In python, I have a list of nested lists that represents a binary tree:

L = [0, [[1, [2, 3]], [4, [5, 6]]]]

So the tree can be seen as follows:

        0
       /  \
      1    4
     /\    /\ 
    2  3  5  6

I now want to implement a function that takes as input a level of the tree and returns all the nodes of that level:

GetNodes(0) = 0
GetNodes(1) = [1,4]
GetNodes(2) = [2,3,5,6]

Is there an easy way to do this, avoiding a brutal search on all the nested lists of L? Is there the possibility of a more standard management of binary trees in python, maybe converting my list of lists in something else?

Ulderique Demoitre
  • 1,029
  • 3
  • 11
  • 26
  • 1
    see if this can help: https://github.com/joowani/binarytree – scriptboy Jan 10 '17 at 08:47
  • Note that you can build a tree by using `collections.defaultdict`: `def tree(): return defaultdict(tree)`. Accessing elements is done via `[some_element]`. Because you want all elements of a certain level I think there is no other way than to start from the very top and traverse the tree until the specified level (is that what you meant by "brute force"?). – a_guest Jan 10 '17 at 08:50
  • It is known as level order traversing.
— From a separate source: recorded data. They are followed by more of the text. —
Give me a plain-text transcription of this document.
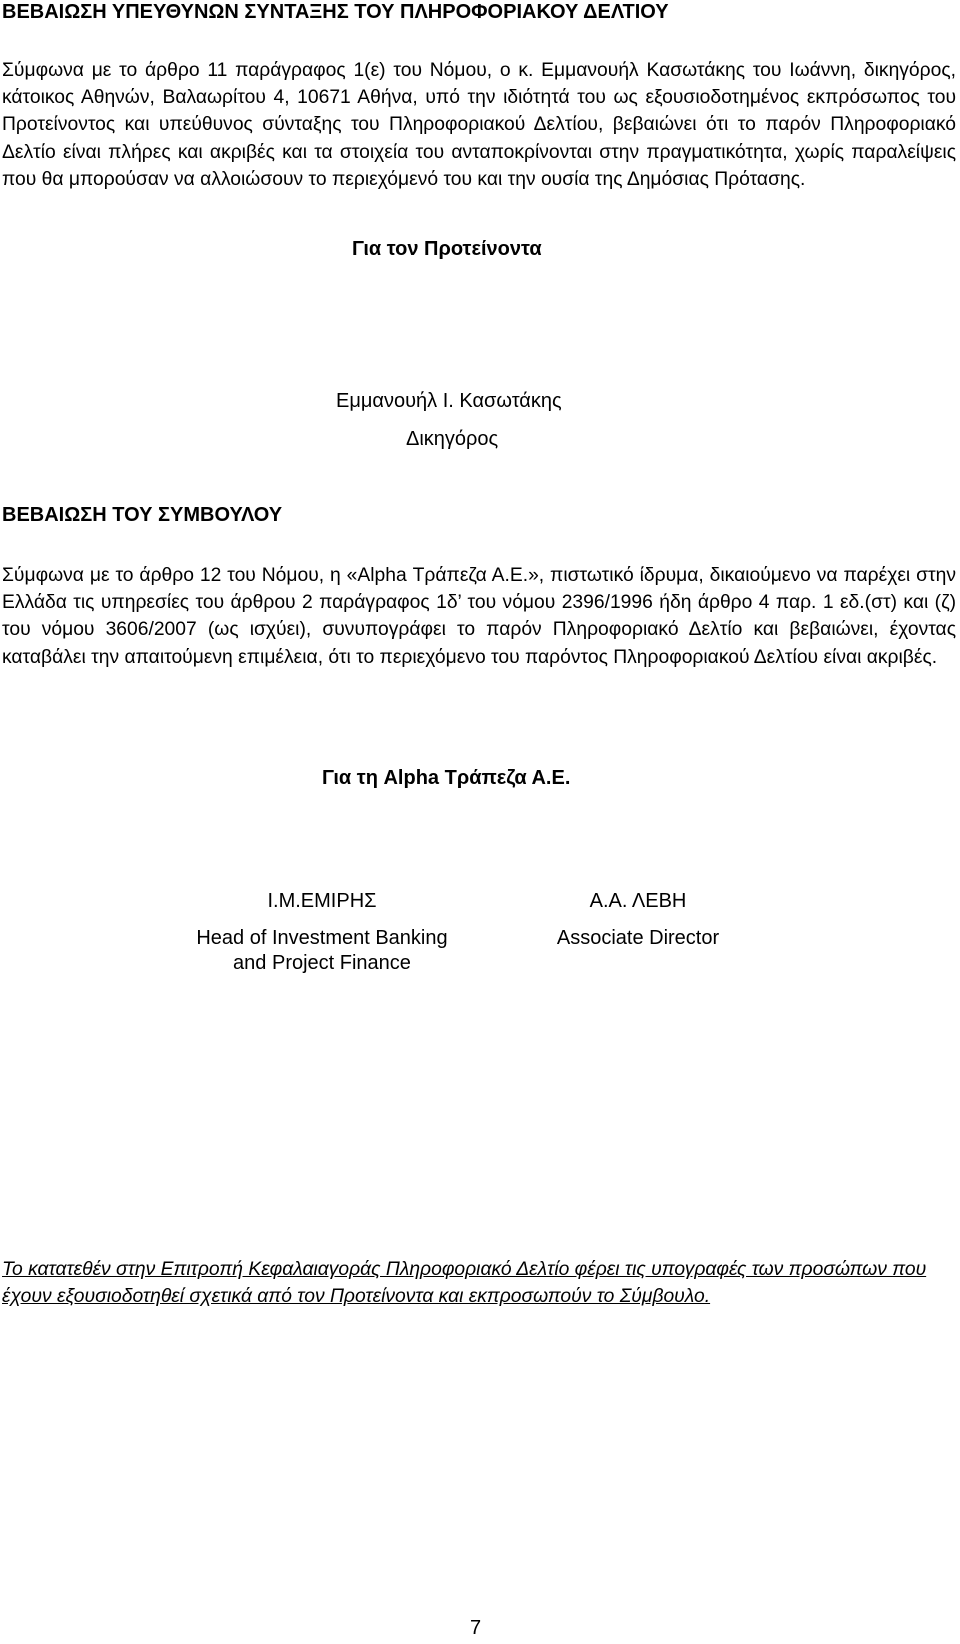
ΒΕΒΑΙΩΣΗ ΥΠΕΥΘΥΝΩΝ ΣΥΝΤΑΞΗΣ ΤΟΥ ΠΛΗΡΟΦΟΡΙΑΚΟΥ ΔΕΛΤΙΟΥ
Σύμφωνα με το άρθρο 11 παράγραφος 1(ε) του Νόμου, ο κ. Εμμανουήλ Κασωτάκης του Ιωάννη, δικηγόρος, κάτοικος Αθηνών, Βαλαωρίτου 4, 10671 Αθήνα, υπό την ιδιότητά του ως εξουσιοδοτημένος εκπρόσωπος του Προτείνοντος και υπεύθυνος σύνταξης του Πληροφοριακού Δελτίου, βεβαιώνει ότι το παρόν Πληροφοριακό Δελτίο είναι πλήρες και ακριβές και τα στοιχεία του ανταποκρίνονται στην πραγματικότητα, χωρίς παραλείψεις που θα μπορούσαν να αλλοιώσουν το περιεχόμενό του και την ουσία της Δημόσιας Πρότασης.
Για τον Προτείνοντα
Εμμανουήλ Ι. Κασωτάκης
Δικηγόρος
ΒΕΒΑΙΩΣΗ ΤΟΥ ΣΥΜΒΟΥΛΟΥ
Σύμφωνα με το άρθρο 12 του Νόμου, η «Alpha Τράπεζα Α.Ε.», πιστωτικό ίδρυμα, δικαιούμενο να παρέχει στην Ελλάδα τις υπηρεσίες του άρθρου 2 παράγραφος 1δ’ του νόμου 2396/1996 ήδη άρθρο 4 παρ. 1 εδ.(στ) και (ζ) του νόμου 3606/2007 (ως ισχύει), συνυπογράφει το παρόν Πληροφοριακό Δελτίο και βεβαιώνει, έχοντας καταβάλει την απαιτούμενη επιμέλεια, ότι το περιεχόμενο του παρόντος Πληροφοριακού Δελτίου είναι ακριβές.
Για τη Alpha Τράπεζα Α.Ε.
Ι.Μ.ΕΜΙΡΗΣ
Head of Investment Banking
and Project Finance
Α.Α. ΛΕΒΗ
Associate Director
Το κατατεθέν στην Επιτροπή Κεφαλαιαγοράς Πληροφοριακό Δελτίο φέρει τις υπογραφές των προσώπων που έχουν εξουσιοδοτηθεί σχετικά από τον Προτείνοντα και εκπροσωπούν το Σύμβουλο.
7
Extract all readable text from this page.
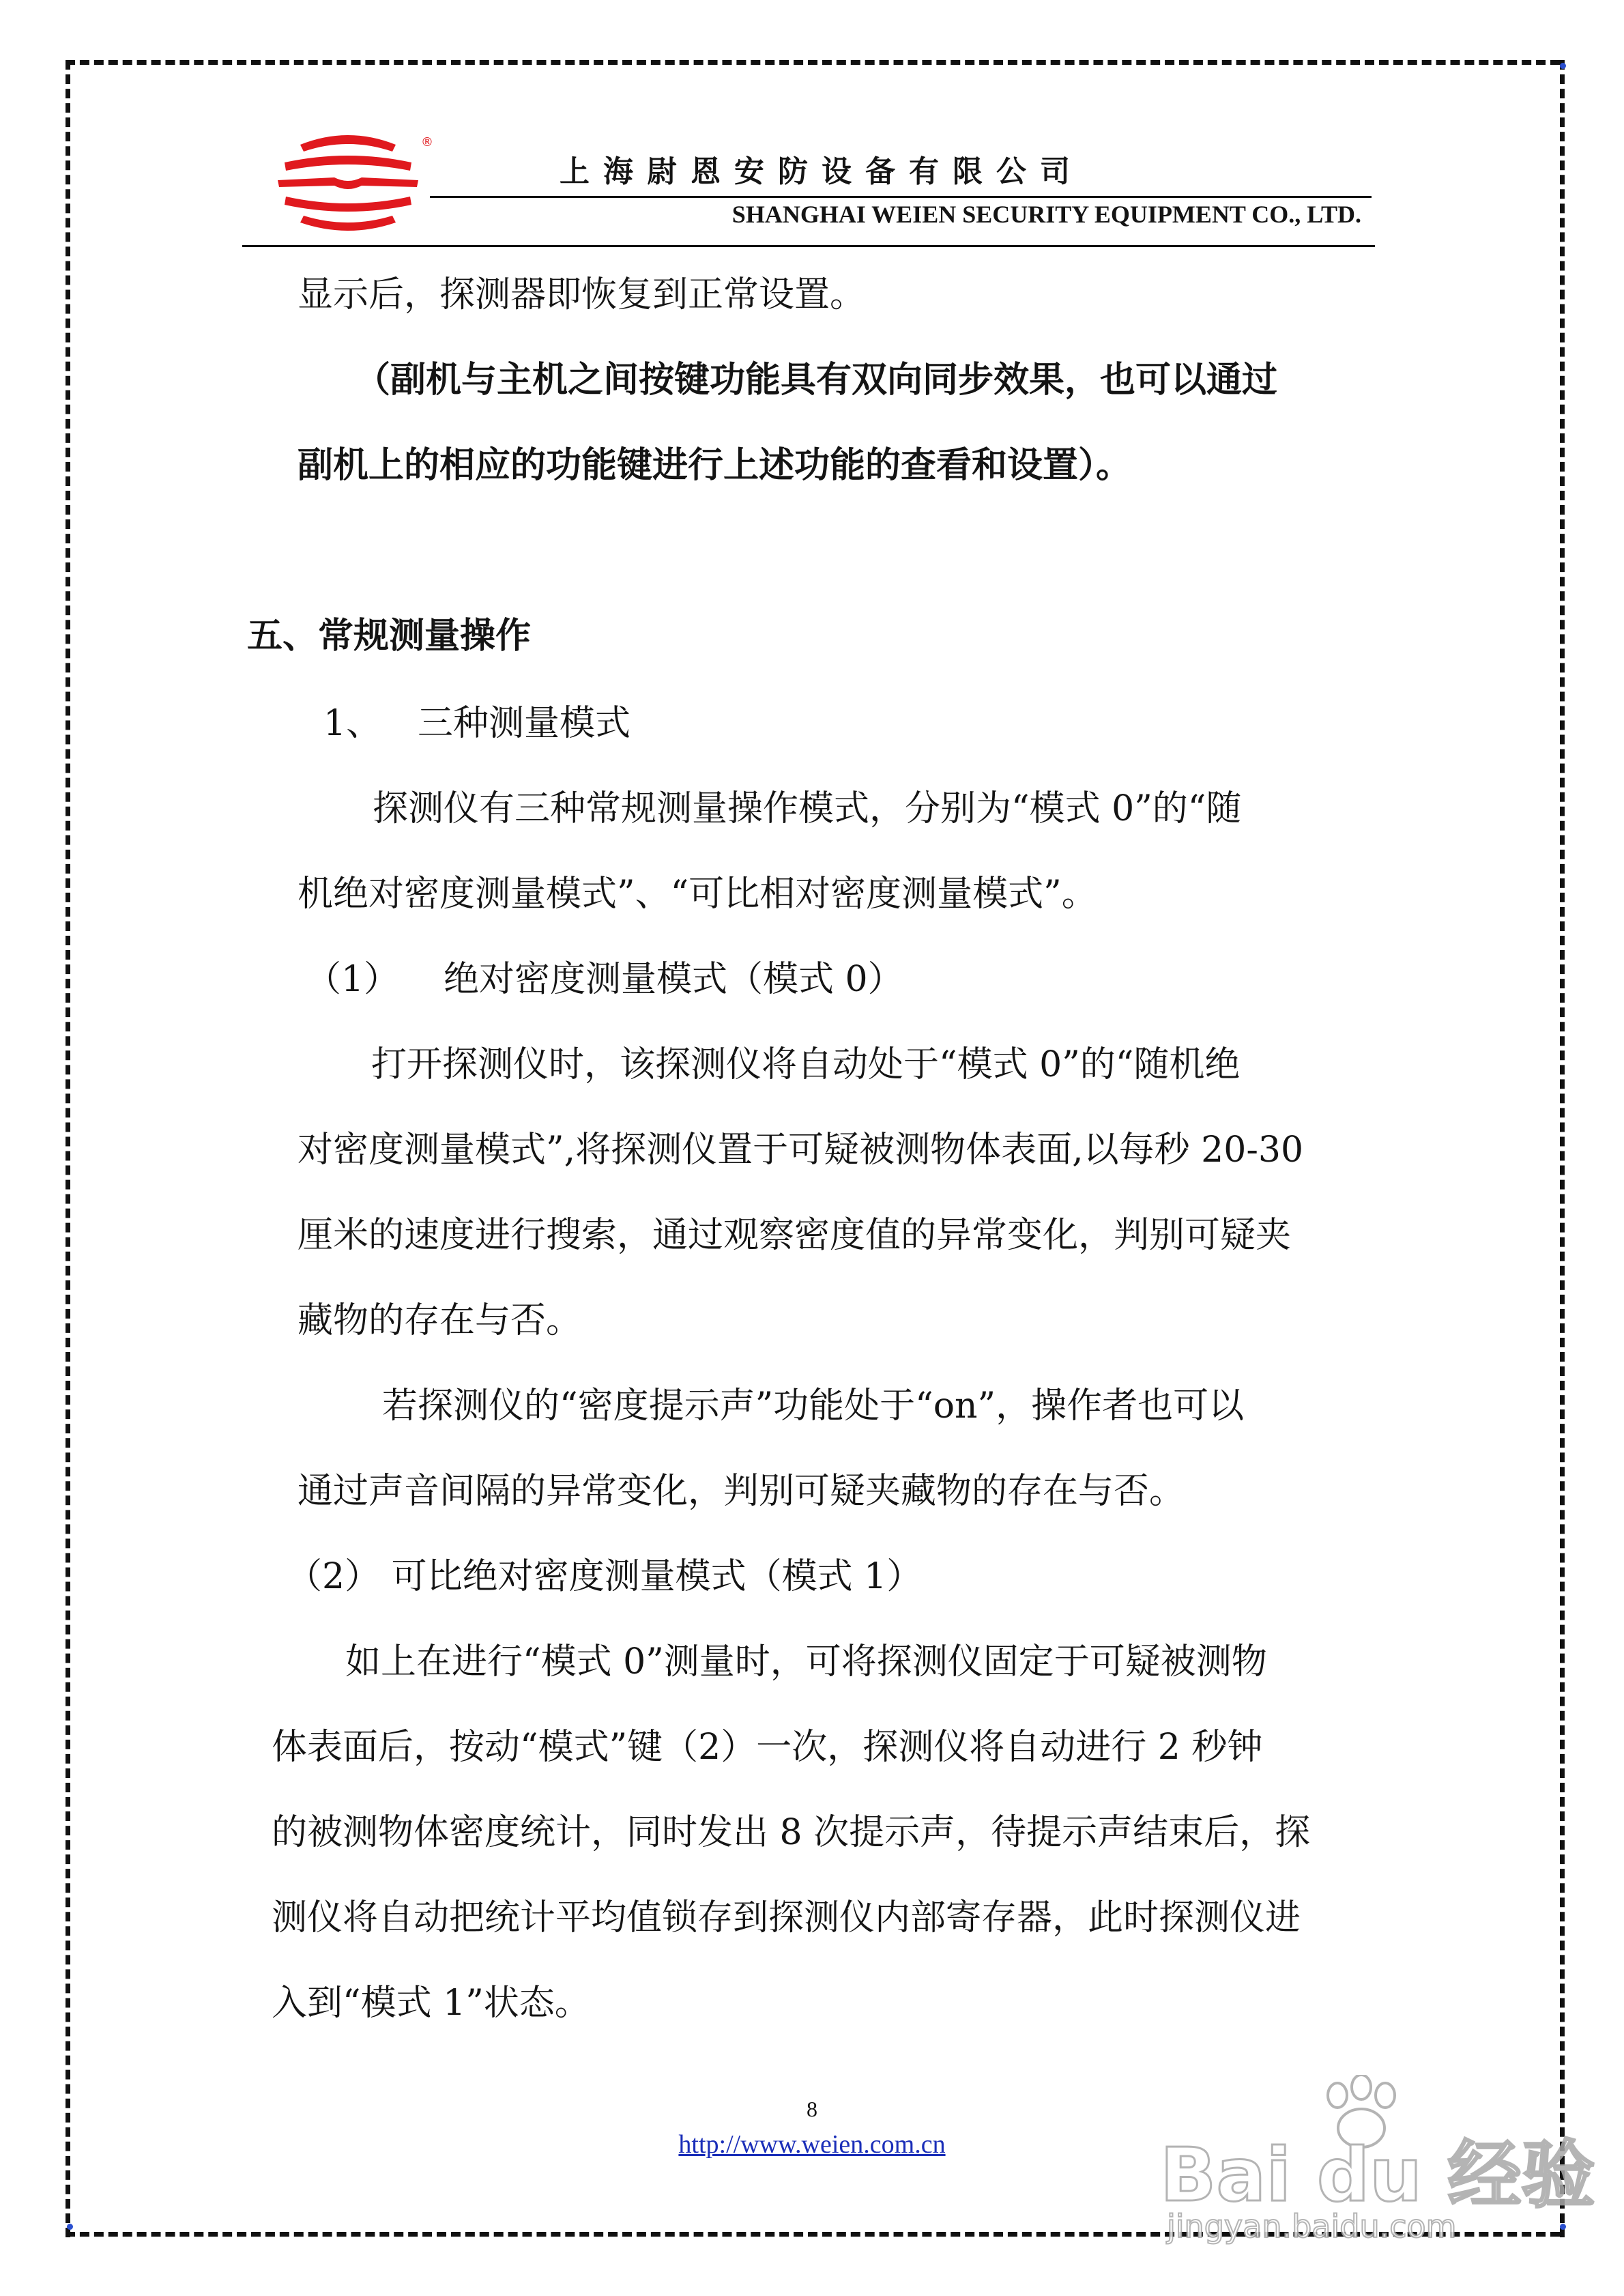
®
上海尉恩安防设备有限公司
SHANGHAI WEIEN SECURITY EQUIPMENT CO., LTD.
显示后，探测器即恢复到正常设置。
（副机与主机之间按键功能具有双向同步效果，也可以通过
副机上的相应的功能键进行上述功能的查看和设置）。
五、常规测量操作
1、 三种测量模式
探测仪有三种常规测量操作模式，分别为“模式 0”的“随
机绝对密度测量模式”、“可比相对密度测量模式”。
（1） 绝对密度测量模式（模式 0）
打开探测仪时，该探测仪将自动处于“模式 0”的“随机绝
对密度测量模式”,将探测仪置于可疑被测物体表面,以每秒 20-30
厘米的速度进行搜索，通过观察密度值的异常变化，判别可疑夹
藏物的存在与否。
若探测仪的“密度提示声”功能处于“on”，操作者也可以
通过声音间隔的异常变化，判别可疑夹藏物的存在与否。
（2） 可比绝对密度测量模式（模式 1）
如上在进行“模式 0”测量时，可将探测仪固定于可疑被测物
体表面后，按动“模式”键（2）一次，探测仪将自动进行 2 秒钟
的被测物体密度统计，同时发出 8 次提示声，待提示声结束后，探
测仪将自动把统计平均值锁存到探测仪内部寄存器，此时探测仪进
入到“模式 1”状态。
8
http://www.weien.com.cn	Bai du 经验
jingyan.baidu.com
Google it and you'll find plenty of answers – Moinuddin Quadri Jan 10 '17 at 08:58

2 Answers2

4

my solution would parse into dict

l = [0, [[1, [2, 3, [[7,8], [10,11]]]], [4, [5, 6, [9,10]]]]]
datadict = {}

def toTree(data,depth=0):
    for elem in data:
        if not isinstance(elem, int):
            toTree(elem, depth+1)
        else:
            d = depth - 1 if depth > 0 else depth
            if datadict.get(d):
                datadict[d] = datadict[d] + [elem]
            else:
                datadict[d] = [elem]

toTree(l)
print(datadict)

the output would be

{0: [0], 1: [1, 4], 2: [2, 3, 5, 6], 3: [9, 10], 4: [7, 8, 10, 11]}

and you can just use datadict.get(2) to get [2, 3, 5, 6]

Po Stevanus Andrianta
  • 712
  • 5
  • 11
3

I would go for a BFS. Will post code asap :)

Edit: Here you go

L = [0, [[1, [2, 3]], [4, [5, 6]]]]


def getLevel(k, tree):
    currentLevel = [tree[0]]
    nextLevel = tree[1]
    level = 1
    while level <= k:
        _currentLevel = []
        _nextLevel = []
        for subtree in nextLevel:
            if isinstance(subtree, list):
                _currentLevel.append(subtree[0])
                if isinstance(subtree[1], list):
                    _nextLevel.append(subtree[1])
                else:
                    _currentLevel.append(subtree[1])
            else:
                _currentLevel.append(subtree)
        currentLevel= _currentLevel
        nextLevel = _nextLevel
        level+=1
    return currentLevel


# uncomment for python 2
# print getLevel(0, L)
# print getLevel(1, L)
# print getLevel(2, L)

# uncomment python 3
print(getLevel(0, L))
print(getLevel(1, L))
print(getLevel(2, L))
deponovo
  • 1,114
  • 7
  • 23
Gauthier Feuillen
  • 184
  • 1
  • 7